İptal gerekçesine göre;
* Anayasa’nın 2’nci maddesinde belirtilen hukuk devleti eylem ve işlemleri hukuka uygun, insan haklarına saygılı, bu hak ve özgürlükleri koruyup güçlendiren, her alanda adaletli bir hukuk düzeni kurup bunu geliştirerek sürdüren, Anayasa’ya aykırı durum ve tutumlardan kaçınan, Anayasa ve hukukun üstün kurallarıyla kendine bağlı sayan, yargı denetimine açık olan devlettir.
* Anayasa’nın hak arama hürriyetini düzenleyen 36’ncı maddesinin birinci fıkrasında ‘Herkes meşru vasıta ve yollardan faydalanmak suretiyle yargı mercileri önünde davacı veya davalı olarak iddia ve savunma ile adil yargılama hakkına sahiptir.’ Denilerek yargı mercilerince davacı ve davalı olarak başvurabilme ve bunun doğal sonucu olarak da iddia, savunma ve adil yargılama hakkı güvence altına alınmıştır.

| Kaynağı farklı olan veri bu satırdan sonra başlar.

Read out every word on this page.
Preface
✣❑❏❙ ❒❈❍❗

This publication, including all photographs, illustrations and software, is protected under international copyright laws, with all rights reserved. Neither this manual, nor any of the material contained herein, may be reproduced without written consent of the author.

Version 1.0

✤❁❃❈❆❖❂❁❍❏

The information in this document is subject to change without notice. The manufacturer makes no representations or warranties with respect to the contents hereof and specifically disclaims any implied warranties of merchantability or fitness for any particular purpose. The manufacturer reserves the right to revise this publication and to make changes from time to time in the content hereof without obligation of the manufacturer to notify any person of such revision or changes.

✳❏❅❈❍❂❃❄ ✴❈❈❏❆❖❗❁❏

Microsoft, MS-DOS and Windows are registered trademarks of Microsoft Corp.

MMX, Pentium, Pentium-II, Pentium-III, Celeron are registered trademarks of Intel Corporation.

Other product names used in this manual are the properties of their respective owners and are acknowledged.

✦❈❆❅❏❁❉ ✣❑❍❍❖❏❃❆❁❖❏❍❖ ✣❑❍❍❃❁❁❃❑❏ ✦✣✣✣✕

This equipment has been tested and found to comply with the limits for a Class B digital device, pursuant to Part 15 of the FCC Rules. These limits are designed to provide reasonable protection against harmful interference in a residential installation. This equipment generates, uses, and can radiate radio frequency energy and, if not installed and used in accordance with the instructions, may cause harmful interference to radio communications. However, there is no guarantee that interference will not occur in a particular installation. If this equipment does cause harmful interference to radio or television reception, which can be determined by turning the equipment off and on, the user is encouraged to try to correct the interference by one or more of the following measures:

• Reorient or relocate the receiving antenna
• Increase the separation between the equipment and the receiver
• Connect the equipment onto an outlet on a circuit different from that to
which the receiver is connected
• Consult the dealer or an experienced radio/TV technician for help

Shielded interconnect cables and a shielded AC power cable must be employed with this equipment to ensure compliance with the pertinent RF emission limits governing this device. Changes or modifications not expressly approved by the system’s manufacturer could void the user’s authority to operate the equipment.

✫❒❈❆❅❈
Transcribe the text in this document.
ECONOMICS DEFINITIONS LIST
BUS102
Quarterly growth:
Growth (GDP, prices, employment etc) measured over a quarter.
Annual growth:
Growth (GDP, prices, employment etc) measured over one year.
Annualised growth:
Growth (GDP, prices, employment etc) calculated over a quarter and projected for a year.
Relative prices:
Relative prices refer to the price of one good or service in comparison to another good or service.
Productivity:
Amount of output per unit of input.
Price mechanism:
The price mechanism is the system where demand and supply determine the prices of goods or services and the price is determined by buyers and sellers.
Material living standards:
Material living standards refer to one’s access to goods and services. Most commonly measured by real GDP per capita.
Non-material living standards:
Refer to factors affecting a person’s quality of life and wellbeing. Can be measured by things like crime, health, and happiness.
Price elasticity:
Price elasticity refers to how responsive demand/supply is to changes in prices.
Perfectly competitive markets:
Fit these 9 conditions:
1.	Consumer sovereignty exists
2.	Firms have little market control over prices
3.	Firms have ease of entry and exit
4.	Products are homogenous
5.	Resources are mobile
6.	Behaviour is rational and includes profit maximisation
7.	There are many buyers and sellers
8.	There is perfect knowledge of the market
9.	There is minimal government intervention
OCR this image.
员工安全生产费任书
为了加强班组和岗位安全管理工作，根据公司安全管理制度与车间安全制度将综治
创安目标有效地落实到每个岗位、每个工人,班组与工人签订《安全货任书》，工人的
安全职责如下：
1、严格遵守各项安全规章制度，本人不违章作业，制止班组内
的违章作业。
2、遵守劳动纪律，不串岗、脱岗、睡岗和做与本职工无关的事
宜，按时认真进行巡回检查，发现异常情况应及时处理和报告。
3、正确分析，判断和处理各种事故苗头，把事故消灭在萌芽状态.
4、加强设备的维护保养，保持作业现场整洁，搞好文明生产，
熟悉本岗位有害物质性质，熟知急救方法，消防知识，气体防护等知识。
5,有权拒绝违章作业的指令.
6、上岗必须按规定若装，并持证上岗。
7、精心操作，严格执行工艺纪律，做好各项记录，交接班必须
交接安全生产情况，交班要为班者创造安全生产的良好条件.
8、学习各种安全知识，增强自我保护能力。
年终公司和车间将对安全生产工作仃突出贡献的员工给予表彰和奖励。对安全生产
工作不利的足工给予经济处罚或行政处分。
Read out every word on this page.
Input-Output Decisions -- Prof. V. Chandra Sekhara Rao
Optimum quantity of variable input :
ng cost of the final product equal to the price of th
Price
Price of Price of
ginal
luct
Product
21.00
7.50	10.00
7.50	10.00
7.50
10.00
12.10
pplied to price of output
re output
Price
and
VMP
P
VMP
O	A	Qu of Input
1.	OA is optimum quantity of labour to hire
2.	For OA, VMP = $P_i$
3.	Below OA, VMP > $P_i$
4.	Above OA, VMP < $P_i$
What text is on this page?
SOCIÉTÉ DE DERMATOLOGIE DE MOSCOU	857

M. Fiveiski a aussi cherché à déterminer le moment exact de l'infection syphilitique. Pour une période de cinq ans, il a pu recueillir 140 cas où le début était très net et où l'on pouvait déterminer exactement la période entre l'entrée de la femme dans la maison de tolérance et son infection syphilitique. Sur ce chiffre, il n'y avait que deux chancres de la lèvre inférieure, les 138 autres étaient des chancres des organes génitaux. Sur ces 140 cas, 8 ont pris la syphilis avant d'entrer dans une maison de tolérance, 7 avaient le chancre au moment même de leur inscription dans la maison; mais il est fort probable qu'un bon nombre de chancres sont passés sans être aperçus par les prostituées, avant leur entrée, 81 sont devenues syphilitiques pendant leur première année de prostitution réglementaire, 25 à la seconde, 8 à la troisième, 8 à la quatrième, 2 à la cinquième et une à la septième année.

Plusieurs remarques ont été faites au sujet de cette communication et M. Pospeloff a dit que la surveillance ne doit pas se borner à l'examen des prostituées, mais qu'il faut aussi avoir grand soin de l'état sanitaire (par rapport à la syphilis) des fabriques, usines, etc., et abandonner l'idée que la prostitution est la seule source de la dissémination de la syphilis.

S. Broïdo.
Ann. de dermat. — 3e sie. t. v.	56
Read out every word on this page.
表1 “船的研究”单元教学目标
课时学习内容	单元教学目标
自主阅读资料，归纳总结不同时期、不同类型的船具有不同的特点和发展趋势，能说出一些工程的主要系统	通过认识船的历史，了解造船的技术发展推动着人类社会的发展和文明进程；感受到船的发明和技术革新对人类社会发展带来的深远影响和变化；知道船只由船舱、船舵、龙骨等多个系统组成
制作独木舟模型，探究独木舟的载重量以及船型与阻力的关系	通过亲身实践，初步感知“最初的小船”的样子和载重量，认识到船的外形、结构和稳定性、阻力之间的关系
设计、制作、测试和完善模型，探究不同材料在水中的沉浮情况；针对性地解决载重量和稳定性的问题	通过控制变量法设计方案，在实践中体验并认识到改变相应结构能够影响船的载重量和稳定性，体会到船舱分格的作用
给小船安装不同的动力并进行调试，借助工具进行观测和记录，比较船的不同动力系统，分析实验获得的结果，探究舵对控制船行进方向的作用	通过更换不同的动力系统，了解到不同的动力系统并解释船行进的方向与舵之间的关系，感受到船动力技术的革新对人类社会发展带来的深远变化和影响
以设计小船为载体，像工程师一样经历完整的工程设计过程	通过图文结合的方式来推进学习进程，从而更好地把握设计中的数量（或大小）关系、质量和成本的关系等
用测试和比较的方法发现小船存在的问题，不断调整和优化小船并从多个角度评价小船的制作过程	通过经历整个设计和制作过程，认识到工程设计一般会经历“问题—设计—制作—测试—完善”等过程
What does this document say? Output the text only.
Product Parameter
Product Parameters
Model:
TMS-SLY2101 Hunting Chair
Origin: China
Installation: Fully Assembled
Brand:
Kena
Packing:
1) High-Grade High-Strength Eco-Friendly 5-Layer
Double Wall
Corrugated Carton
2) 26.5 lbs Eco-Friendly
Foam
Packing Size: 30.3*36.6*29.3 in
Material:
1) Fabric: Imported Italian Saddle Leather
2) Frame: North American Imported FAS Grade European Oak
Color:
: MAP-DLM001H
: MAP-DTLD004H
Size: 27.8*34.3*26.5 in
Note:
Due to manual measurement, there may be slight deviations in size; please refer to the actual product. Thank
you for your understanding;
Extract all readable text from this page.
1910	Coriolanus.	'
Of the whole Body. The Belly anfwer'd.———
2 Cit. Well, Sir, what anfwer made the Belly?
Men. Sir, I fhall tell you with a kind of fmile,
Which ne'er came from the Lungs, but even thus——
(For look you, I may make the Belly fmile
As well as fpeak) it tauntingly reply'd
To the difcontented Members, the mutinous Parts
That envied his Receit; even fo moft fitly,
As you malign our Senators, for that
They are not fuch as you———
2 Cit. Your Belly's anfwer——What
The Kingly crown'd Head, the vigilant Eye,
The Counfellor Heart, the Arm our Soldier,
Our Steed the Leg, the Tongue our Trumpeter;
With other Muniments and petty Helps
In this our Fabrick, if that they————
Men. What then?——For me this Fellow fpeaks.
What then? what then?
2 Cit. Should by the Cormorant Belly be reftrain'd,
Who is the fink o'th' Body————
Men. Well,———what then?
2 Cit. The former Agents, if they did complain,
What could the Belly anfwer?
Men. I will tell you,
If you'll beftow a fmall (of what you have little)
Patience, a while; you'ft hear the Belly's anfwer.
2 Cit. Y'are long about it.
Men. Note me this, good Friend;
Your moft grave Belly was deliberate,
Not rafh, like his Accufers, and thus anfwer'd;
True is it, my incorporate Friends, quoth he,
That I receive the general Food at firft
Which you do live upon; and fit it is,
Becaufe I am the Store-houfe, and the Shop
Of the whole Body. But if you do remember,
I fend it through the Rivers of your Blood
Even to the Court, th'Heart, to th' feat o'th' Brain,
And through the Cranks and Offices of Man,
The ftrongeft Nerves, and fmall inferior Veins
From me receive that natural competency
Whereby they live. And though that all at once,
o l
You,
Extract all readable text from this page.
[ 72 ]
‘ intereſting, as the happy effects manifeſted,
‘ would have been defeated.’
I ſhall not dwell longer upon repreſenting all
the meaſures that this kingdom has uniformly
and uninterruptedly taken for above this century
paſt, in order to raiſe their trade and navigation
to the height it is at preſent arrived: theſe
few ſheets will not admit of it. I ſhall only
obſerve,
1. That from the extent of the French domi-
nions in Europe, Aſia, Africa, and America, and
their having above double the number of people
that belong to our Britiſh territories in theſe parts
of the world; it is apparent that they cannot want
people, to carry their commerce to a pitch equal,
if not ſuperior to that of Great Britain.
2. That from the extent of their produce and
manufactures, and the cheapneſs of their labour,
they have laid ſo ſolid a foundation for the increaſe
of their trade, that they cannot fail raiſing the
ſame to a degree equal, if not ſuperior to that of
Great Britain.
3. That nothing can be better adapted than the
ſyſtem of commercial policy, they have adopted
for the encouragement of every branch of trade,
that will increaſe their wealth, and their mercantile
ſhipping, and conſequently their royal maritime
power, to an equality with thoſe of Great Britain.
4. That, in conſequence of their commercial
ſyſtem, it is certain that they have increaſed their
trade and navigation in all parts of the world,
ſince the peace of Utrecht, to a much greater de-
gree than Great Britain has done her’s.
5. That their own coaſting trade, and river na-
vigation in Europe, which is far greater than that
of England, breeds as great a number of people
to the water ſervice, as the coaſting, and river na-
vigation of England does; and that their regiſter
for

Kişinin uğradığı haksızlığa veya zarara karşı kendisini savunabilmenin ya da maruz kaldığı haksız bir uygulama veya işleme karşı haklılığını ileri sürüp kanıtlayabilmesinin, zararı giderebilmesinin en etkili ve güvenceli yolu, yargı mercileri önünde dava hakkını kullanabilmesidir. Kişilere yargı mercileri önünde dava hakkı tanınması hak arama özgürlüğünün bir gereğidir.
* Kanun koyucu itiraz konusu kural ile takdir komisyonlarınca belirlenen değerlere karşı vergi mükellefe olan ve olaydan doğrudan etkilenebilecek kişilere dava açma hakkı verilmemekte sadece yasada değinilen kurum ve kuruluşları harekete geçirerek, asgari ölçüde arsa ve arazilerin birim değer tespitlerine karşı dava açılabilmesi imkanı tanımaktadır. Emlak vergisi mükelleflerinin ödeyeceği verginin hesaplanmasında esas alınan takdir komisyonu kararları idari bir tasassuf olduğu için buna karşı mükelleflere yargı yolunun kapatılması, Anayasayla güvence altına alınmış olan hak arama hürriyeti ve hukuk devleti ilkesi bağdaşmamaktadır.
Anayasa Mahkemesinin kararına eklenen gerekçe ile de ‘Demokratik hukuk devletinde kamu gücüne karşı zayıf bireyin etkin ve genel denetim ile hukuki korunma olanaklarından, güvence alanlarının genişletilmesi yönünde yararlandırması gerekir iken kişiler yönünden sınırlama getiren’ söz konusu kural ile birey yönünden hak arama özgürlüğü yolu kapatılmakla birlikte idare yönünden de bizatihi idari işleminin denetlenmesi de engellenmiş olup düzenleme Anayasa’nın 36’ncı maddesi yanında Anayasa’nın 125’inci maddesine de birlikte aykırılık’ taşımaktadır.’